Thursday, December 15, 2011

How Great Our Joy


Sometimes things don't go the way we expect...the way we hope. Yesterday was my fourth, first ultrasound. My other three, first ultrasounds (with Cade, Clementine, and Charleigh) went so well; I didn't expect this ultrasound to be any different. But it was.

I left without full confidence. I left without a picture. 

We don't know anything for sure, yet. We appreciate your prayers as we wait for more information. I'll keep you posted.

In the meantime, I want to share, with praise: I'm in a good place. I mean that in terms of both physical and spiritual location.
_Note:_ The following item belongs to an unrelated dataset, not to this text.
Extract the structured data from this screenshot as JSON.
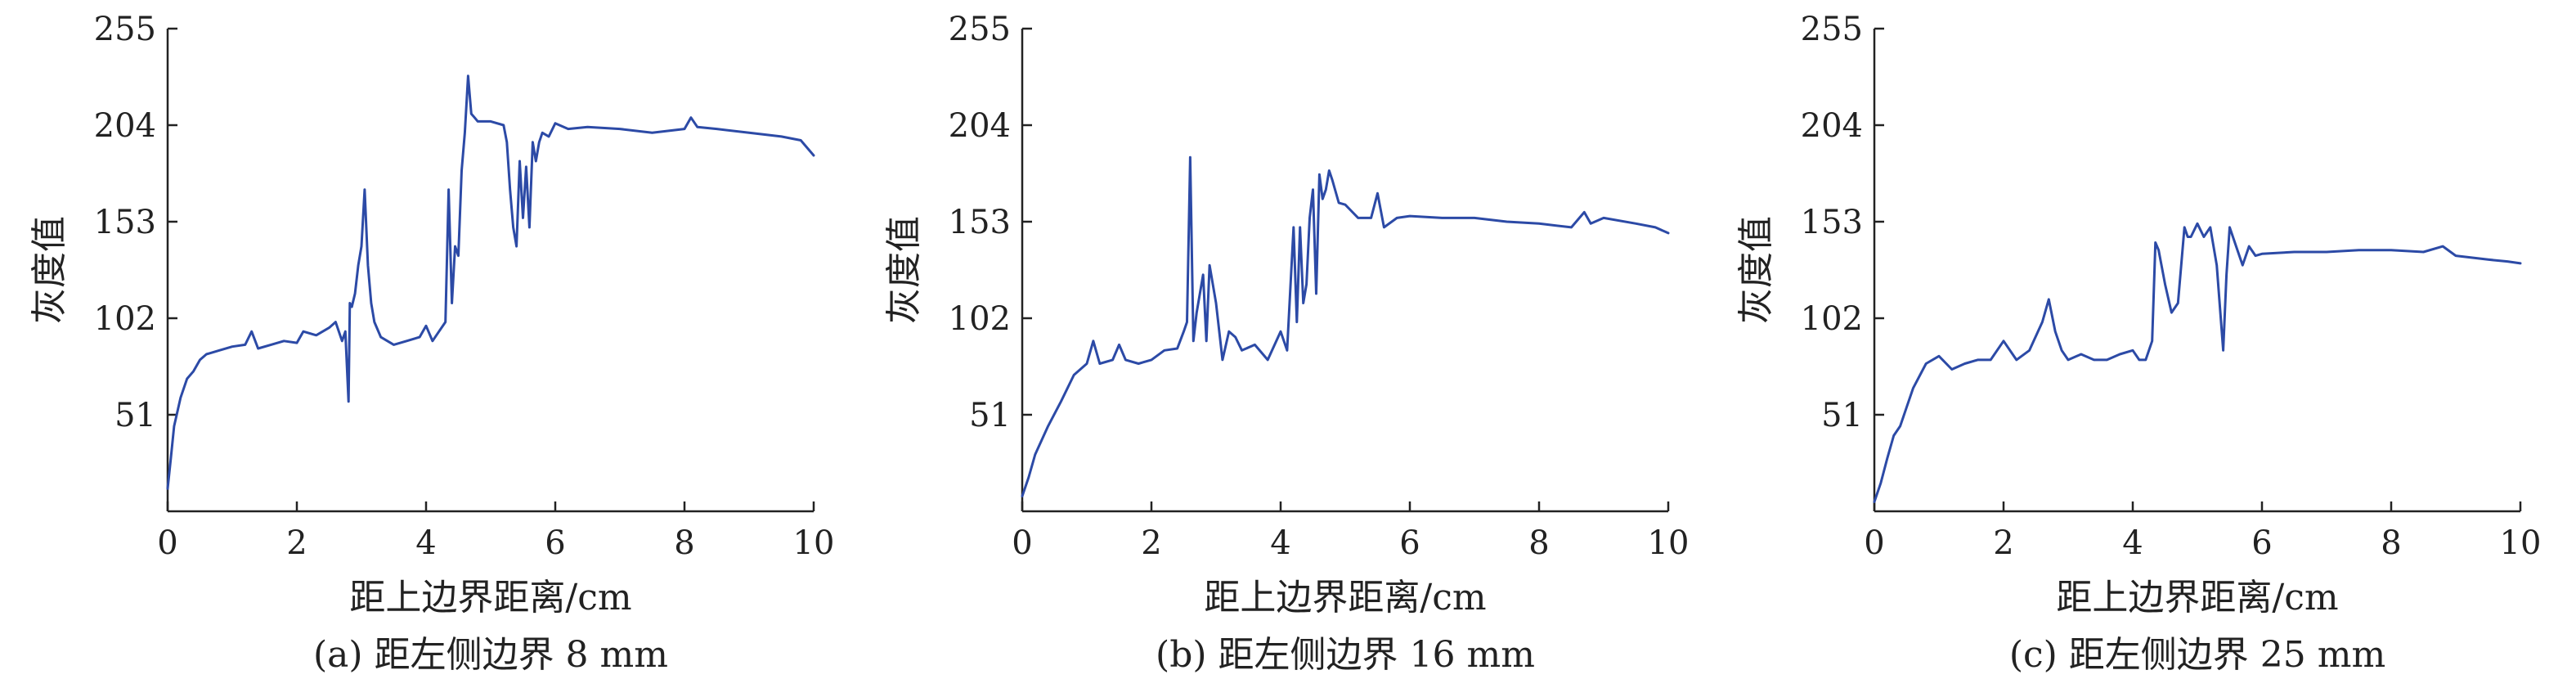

I don't mean to imply that I don't want to go to bed and sleep through the waiting...or that I haven't done some of that.

But.

Sometimes, in times of trouble, we see clearly how very blessed we are.

I've spent the past 24 hours rounding up the troops. And I have them: troops. They're praying people. They include my immediate family members. When I called my mom, she was working with my brother, and--after she hung up the phone--they prayed for me, together. My brother sent a text message: "I can be there in 8hrs. i will come if u need me."

My son accompanied me to church, last night; he always does. Just now, I passed through the kitchen and noticed, on the refrigerator, the buildings and stars he sketched during prayer meeting. He wrote, at the top: "Have a good day, Mom."

My husband and I went to bed, last night, and he held me in his arms and prayed, aloud, into my hair.

And all my friends are standing by. Becky prayed with me over the phone. Rachel and Erin called the house, today, to check on me: Erin from a sunny vacation spot. I could go on and on about my people.

But above and beyond and behind all of it...them...is the great eye of the Lord, and it rests on me as surely as the orange-yellow moon hangs untethered in the night sky, above our log cabin.

For the past three weeks, I've prepared and taught Sunday school lessons on "joy." This past Sunday, we focused (in part) on the joy we should feel in knowing: Jesus was born into this terrible place of sin, and suffering, and death to save us. "Behold," the angel of the Lord says to the shepherds, "I bring you good tidings of great joy, which shall be to all people. For unto you is born this day in the city of David a Saviour, which is Christ the Lord" (Luke 2:10-11, KJV).

My class and I looked, too, at the experience of the wise men, who followed a moving star to Bethlehem. When it came to rest above Jesus's exact location, the wise men "rejoiced with exceeding great joy" (Matthew 2:10, KJV)...before they saw Jesus...before they met Him! They had been waiting, traveling! so long to meet the Object of their desire and affection, and they rejoiced in knowing the time was near.

And you know what? The Savior has always been available to me. I've known where to find Him since I was a child. Regardless of situation or season, I can rejoice: I know exactly where He is.